The following is a verification of whether clustering is really possible with this algorithm.

``````import matplotlib.pyplot as plt

#Create a suitable dataset
np.random.seed(0)
points1 = np.random.randn(80, 2)
points2 = np.random.randn(80, 2) + np.array([4,0])
points3 = np.random.randn(80, 2) + np.array([5,8])

points = np.r_[points1, points2, points3]
np.random.shuffle(points)

#Create a model to divide into 3 clusters
model =  KMeans(3)
model.fit(points)

print(model.labels_)
``````

Then the output will look like this. You can see that the labels are brilliantly assigned to three.

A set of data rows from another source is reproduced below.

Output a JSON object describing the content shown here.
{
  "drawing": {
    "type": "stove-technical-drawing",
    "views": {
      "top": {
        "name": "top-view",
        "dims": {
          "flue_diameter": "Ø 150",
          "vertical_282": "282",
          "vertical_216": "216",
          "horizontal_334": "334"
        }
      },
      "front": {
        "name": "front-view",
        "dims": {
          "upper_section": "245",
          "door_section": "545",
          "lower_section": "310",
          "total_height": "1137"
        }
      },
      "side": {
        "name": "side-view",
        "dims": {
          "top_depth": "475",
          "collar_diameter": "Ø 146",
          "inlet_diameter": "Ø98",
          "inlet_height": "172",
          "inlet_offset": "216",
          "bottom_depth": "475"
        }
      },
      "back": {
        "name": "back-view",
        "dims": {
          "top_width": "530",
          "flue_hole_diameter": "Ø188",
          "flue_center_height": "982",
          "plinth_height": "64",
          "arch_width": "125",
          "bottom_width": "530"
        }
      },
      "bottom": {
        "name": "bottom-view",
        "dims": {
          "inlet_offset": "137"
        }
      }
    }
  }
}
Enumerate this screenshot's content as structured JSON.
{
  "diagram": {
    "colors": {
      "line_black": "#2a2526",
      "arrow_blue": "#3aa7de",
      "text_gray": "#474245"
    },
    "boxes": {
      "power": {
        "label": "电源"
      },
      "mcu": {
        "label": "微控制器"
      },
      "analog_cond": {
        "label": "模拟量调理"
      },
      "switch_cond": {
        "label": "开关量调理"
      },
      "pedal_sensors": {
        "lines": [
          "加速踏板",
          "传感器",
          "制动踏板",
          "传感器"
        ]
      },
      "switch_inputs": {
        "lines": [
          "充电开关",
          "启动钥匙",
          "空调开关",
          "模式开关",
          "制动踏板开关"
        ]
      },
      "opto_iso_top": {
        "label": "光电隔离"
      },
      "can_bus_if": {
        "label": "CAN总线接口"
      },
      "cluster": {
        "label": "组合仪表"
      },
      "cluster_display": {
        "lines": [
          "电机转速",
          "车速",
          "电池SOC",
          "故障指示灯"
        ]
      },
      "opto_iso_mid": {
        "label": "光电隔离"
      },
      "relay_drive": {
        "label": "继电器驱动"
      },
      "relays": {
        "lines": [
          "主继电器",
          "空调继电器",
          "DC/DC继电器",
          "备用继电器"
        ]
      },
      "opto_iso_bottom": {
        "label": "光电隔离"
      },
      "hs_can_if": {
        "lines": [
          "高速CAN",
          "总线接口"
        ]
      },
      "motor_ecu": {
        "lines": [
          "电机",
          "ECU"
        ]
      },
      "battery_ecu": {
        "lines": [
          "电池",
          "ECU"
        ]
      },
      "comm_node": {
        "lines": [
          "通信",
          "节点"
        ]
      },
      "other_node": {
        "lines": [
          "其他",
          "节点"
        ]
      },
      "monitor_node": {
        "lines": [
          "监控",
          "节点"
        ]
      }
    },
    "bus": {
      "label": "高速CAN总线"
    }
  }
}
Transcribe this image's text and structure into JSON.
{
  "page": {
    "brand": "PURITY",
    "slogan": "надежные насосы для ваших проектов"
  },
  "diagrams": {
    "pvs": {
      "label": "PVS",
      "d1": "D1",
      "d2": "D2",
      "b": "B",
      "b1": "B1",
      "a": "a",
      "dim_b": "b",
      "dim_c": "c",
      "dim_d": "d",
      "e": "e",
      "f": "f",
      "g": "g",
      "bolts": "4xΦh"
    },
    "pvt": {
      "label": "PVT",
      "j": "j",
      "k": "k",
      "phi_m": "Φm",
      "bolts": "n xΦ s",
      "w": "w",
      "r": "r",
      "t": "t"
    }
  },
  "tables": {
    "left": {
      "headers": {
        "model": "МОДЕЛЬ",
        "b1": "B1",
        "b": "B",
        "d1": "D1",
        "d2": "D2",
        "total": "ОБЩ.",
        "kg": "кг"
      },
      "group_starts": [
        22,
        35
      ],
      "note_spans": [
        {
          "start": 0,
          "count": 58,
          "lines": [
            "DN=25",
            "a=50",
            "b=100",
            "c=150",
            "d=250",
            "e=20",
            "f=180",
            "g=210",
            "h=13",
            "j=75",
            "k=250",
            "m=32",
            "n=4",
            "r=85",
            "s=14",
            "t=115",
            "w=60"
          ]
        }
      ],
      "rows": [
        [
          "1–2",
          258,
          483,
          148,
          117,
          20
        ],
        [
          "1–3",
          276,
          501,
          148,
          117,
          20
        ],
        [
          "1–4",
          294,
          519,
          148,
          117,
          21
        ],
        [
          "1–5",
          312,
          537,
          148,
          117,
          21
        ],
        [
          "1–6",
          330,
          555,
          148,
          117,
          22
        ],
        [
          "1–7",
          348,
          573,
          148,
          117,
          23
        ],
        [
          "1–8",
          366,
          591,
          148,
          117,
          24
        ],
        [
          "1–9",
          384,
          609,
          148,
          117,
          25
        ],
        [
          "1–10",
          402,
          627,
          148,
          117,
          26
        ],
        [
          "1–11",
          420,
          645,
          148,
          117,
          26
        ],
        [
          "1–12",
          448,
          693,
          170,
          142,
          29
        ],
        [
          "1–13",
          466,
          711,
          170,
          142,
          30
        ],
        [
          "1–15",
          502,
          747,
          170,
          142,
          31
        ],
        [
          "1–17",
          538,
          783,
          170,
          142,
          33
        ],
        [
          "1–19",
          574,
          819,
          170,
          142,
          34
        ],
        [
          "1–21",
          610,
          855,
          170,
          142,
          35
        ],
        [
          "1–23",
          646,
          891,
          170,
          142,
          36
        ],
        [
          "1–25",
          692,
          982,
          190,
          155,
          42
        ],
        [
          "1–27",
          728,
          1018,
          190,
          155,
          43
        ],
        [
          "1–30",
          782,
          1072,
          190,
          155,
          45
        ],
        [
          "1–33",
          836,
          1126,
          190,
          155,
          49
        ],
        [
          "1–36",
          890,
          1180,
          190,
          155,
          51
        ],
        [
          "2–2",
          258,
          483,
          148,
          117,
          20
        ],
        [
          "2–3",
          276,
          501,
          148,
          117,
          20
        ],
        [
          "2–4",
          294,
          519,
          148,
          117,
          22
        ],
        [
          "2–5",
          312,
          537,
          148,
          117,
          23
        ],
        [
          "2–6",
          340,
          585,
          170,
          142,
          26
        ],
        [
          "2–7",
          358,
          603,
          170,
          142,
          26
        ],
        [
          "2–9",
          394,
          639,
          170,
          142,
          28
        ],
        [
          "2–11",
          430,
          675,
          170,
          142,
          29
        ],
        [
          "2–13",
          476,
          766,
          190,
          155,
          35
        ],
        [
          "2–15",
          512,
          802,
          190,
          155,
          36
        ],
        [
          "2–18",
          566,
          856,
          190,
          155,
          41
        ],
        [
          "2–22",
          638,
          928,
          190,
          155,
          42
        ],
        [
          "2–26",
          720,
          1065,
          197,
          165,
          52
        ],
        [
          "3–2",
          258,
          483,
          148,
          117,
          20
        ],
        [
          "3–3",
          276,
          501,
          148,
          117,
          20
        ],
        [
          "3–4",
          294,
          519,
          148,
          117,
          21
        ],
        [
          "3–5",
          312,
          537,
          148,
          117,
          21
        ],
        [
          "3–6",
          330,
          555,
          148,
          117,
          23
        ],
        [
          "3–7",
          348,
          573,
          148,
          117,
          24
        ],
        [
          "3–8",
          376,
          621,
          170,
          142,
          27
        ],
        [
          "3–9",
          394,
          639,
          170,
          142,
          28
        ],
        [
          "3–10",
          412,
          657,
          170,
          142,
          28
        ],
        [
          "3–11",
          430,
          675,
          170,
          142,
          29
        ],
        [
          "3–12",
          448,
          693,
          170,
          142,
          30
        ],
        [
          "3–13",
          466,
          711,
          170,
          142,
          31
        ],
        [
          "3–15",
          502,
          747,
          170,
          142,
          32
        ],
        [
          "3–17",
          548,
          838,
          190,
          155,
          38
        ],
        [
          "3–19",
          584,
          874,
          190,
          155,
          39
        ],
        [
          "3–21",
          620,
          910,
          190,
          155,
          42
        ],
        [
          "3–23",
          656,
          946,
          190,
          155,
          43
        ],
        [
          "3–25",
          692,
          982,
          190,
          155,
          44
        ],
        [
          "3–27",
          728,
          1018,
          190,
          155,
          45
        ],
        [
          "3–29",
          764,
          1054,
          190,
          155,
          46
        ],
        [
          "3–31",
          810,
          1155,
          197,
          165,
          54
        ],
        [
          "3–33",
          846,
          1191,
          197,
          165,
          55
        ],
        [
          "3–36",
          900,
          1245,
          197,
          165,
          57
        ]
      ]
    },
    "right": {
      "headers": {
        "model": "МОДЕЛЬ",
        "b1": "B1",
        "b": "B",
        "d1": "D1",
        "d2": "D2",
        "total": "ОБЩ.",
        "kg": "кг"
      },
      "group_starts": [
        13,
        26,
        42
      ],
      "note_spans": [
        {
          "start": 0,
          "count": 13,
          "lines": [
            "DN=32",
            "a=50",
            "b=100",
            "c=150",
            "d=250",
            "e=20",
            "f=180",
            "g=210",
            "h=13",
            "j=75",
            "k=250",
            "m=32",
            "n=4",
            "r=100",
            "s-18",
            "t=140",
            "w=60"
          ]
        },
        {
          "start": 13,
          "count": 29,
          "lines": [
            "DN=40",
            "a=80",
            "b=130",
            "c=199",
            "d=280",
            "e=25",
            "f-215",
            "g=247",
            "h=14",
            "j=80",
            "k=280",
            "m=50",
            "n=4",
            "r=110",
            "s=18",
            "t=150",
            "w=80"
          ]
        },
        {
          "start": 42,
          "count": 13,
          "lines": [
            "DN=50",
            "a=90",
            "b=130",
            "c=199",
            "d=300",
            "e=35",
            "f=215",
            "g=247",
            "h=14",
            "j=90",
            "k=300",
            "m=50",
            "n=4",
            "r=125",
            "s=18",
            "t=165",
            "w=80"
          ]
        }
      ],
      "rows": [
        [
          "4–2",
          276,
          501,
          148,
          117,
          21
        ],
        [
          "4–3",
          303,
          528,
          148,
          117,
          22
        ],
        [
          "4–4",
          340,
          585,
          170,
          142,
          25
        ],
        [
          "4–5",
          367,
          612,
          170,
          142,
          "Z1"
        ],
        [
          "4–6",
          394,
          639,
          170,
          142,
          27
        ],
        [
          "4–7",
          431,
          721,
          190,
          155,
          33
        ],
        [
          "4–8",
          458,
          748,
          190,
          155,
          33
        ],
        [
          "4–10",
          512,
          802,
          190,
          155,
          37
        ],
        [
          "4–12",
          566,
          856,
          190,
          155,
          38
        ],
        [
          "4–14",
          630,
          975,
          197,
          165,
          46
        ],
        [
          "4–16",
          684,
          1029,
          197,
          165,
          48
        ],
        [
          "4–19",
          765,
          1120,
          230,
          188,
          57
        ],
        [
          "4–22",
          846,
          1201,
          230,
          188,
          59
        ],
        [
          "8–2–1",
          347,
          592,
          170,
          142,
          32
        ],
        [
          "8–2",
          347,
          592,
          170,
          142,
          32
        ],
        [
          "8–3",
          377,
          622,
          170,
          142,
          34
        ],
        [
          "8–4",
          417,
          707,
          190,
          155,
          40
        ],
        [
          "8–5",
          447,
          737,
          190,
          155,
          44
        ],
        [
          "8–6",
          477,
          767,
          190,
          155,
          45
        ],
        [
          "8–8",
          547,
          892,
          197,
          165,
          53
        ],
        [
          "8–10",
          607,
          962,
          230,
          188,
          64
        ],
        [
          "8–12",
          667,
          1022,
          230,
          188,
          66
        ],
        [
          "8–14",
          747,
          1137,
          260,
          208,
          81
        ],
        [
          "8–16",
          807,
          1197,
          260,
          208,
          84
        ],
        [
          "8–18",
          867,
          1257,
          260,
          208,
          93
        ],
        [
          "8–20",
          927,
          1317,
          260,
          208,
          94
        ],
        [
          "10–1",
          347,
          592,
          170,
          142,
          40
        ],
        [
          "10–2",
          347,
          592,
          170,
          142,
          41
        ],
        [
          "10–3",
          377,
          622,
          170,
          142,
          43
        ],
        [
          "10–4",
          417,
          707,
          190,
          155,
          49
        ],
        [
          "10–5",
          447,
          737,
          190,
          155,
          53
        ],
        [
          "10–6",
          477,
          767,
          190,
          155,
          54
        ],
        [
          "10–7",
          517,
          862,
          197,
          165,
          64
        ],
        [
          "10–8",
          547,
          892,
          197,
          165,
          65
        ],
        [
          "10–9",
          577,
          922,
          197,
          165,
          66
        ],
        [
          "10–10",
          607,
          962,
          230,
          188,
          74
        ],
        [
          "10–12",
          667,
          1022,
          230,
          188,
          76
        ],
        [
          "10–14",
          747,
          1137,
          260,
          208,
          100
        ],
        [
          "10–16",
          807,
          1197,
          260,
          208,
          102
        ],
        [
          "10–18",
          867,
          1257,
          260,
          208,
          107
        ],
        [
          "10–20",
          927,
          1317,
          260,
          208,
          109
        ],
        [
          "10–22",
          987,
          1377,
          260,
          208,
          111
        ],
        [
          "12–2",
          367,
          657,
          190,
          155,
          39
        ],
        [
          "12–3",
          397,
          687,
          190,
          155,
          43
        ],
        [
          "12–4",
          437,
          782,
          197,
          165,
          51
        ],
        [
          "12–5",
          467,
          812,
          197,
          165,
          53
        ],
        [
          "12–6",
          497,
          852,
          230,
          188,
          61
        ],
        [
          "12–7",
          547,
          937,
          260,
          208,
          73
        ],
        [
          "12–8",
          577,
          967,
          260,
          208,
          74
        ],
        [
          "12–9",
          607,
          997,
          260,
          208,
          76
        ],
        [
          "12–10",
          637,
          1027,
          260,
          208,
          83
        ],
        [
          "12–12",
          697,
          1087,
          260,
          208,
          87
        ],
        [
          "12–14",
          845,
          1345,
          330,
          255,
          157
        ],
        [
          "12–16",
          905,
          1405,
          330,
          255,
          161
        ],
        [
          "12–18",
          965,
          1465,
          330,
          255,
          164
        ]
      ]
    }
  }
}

``````[1 0 2 1 0 0 2 0 1 2 0 0 2 0 2 2 0 0 2 1 2 0 1 2 0 1 2 1 0 1 0 0 0 2 0 2 0
1 1 0 0 0 0 1 2 0 0 0 2 1 0 2 1 0 2 0 2 1 1 1 1 1 0 2 0 2 2 0 0 0 0 0 2 0
2 2 2 1 0 2 1 2 0 0 2 0 1 2 1 1 1 2 2 2 1 2 2 2 1 2 1 0 0 0 0 0 2 0 1 0 1
2 0 1 1 0 1 2 1 1 1 2 2 1 2 1 0 1 1 2 0 1 0 1 1 1 0 2 1 0 0 1 2 2 2 1 0 0
0 2 2 2 0 0 1 2 0 2 2 2 1 2 2 2 2 2 1 1 0 1 2 1 1 2 0 1 1 1 1 0 2 1 0 1 1
2 1 2 2 2 1 2 0 1 2 2 2 0 0 0 0 1 1 2 1 1 1 2 2 0 0 1 1 2 0 0 1 0 1 1 2 1
0 1 2 1 0 1 2 2 1 1 2 1 2 1 0 1 1 2]
``````

Let's illustrate this with matplotlib.

``````markers = ["+", "*", "o"]
color = ['r', 'b', 'g']
for i in range(3):
p = points[model.labels_ == i, :]
plt.scatter(p[:, 0], p[:, 1], marker = markers[i], color = color[i])

plt.show()
``````

Here is the output. You can see that clustering is completed without any problems. Next This k-means method has the problem that the accuracy changes depending on the allocation of the first random cluster. I would like to challenge the implementation of k-means ++, which is trying to overcome that problem.